Las transformaciones animales añaden variedad -convertir a DK en un elefante para atravesar la lava, en un avestruz para planear, etc.-, pero el juego rara vez te obliga a usarlas de forma creativa. Se introducen sistemas como el turf surfing (cabalgar sobre trozos de terreno como una tabla) o el apilamiento de trozos de tierra, pero puedes pasarte la mayor parte del juego sin apenas usarlos. Sólo en el tramo final se plantean puzles diseñados en torno a estos poderes, y para entonces ya es demasiado tarde para que se conviertan en una parte esencial de la experiencia.
En general, los puzles son muy variados. Algunos fomentan la resolución creativa de problemas, como atraer a un tiburón lo suficientemente cerca como para generar mineral de elevación para llegar a una isla alta. Pero muchos caen en la trampa de la solución única, lo que hace que parezcan tareas en lugar de experimentos. "Usa esta habilidad de esta manera exacta" aparece con demasiada frecuencia, rompiendo la fluidez.

A pesar de ello, Bananza nunca resulta aburrido durante mucho tiempo. El ritmo es ágil, incluso si estás a la caza de cada objeto coleccionable. Una sección aburrida suele ir seguida en cuestión de minutos de algo ridículo: una caverna oculta llena de oro, un combate contra un jefe que te permite poner a un enemigo en órbita o simplemente un divertido encuentro secundario. Las recompensas llegan rápido y, aunque sean fáciles de conseguir, se sienten como pequeñas victorias porque están ligadas a tu curiosidad.

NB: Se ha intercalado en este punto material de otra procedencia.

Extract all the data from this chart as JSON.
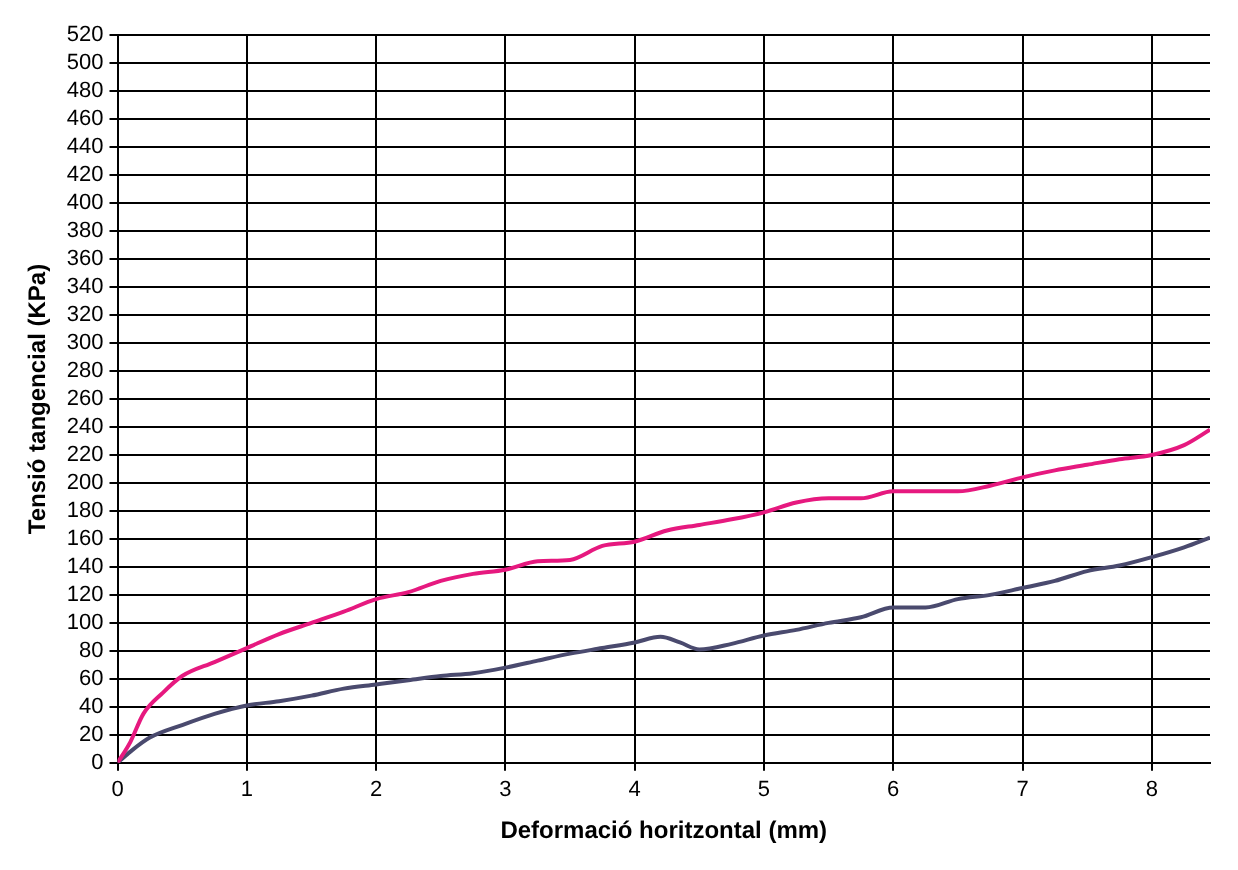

Y luego está el encanto: Bananza está empapado de él. Las tranquilas reflexiones de Pauline antes de dormir dan a su personaje una profundidad que va más allá de la de "compinche". La risa alegre de DK cuando vuela por los aires es imposible de ignorar. El clip sonoro "Oh, Banana", listo para Internet, se esparce como una broma interna. Cada capa tiene sorpresas visuales, desde los bosques de setas brillantes hasta los pozos de perforación industrial excavados por las máquinas de Void Kong.
La cuestión es que todo ese encanto cubre un montón de defectos. Si elimináramos el humor, el espectáculo y los mundos absurdos, veríamos un juego con mecánicas infrautilizadas, un enfoque desproporcionado en una sola acción (golpear) y un plataformeo que es casi una ocurrencia tardía. Pero esos defectos rara vez arruinan la diversión, porque el bucle central de Bananza -ver algo interesante, abrirte camino a puñetazos hasta ello, obtener recompensa- está muy bien ejecutado.
Es fácil imaginar una versión "perfecta" de este juego. Una en la que los poderes de los animales estuvieran entretejidos en cada nivel, los puzles tuvieran múltiples soluciones y los objetos coleccionables a veces requirieran verdadera habilidad para cogerlos. Pero ese no es el juego que Nintendo ha creado esta vez. En lugar de eso, han construido un alegre y caótico patio de recreo con ráfagas de brillantez, momentos de torpeza y un constante trasfondo de "solo una cosa más antes de dejar de jugar".
Al final, no pensaba en los puzles que no me gustaban ni en los poderes que apenas usaba. Pensaba en las cavernas de cristal brillante de la última capa, en la ridícula carrera de rinocerontes, en la forma en que mi puñetazo final hizo caer a Void Kong en la oscuridad y en cómo, incluso después de los créditos, quería volver a explorar los lugares que me había perdido.
Donkey Kong Bananza tiene fallos, sin duda. Pero también es la prueba de que un juego no tiene por qué estar perfectamente equilibrado para merecer tu tiempo. A veces, el mero placer de jugar es suficiente. Y aquí, esa alegría viene de lo más simple: ser un gorila gigante que puede romper casi cualquier cosa, y tener un mundo subterráneo lo suficientemente extraño como para que quieras hacerlo.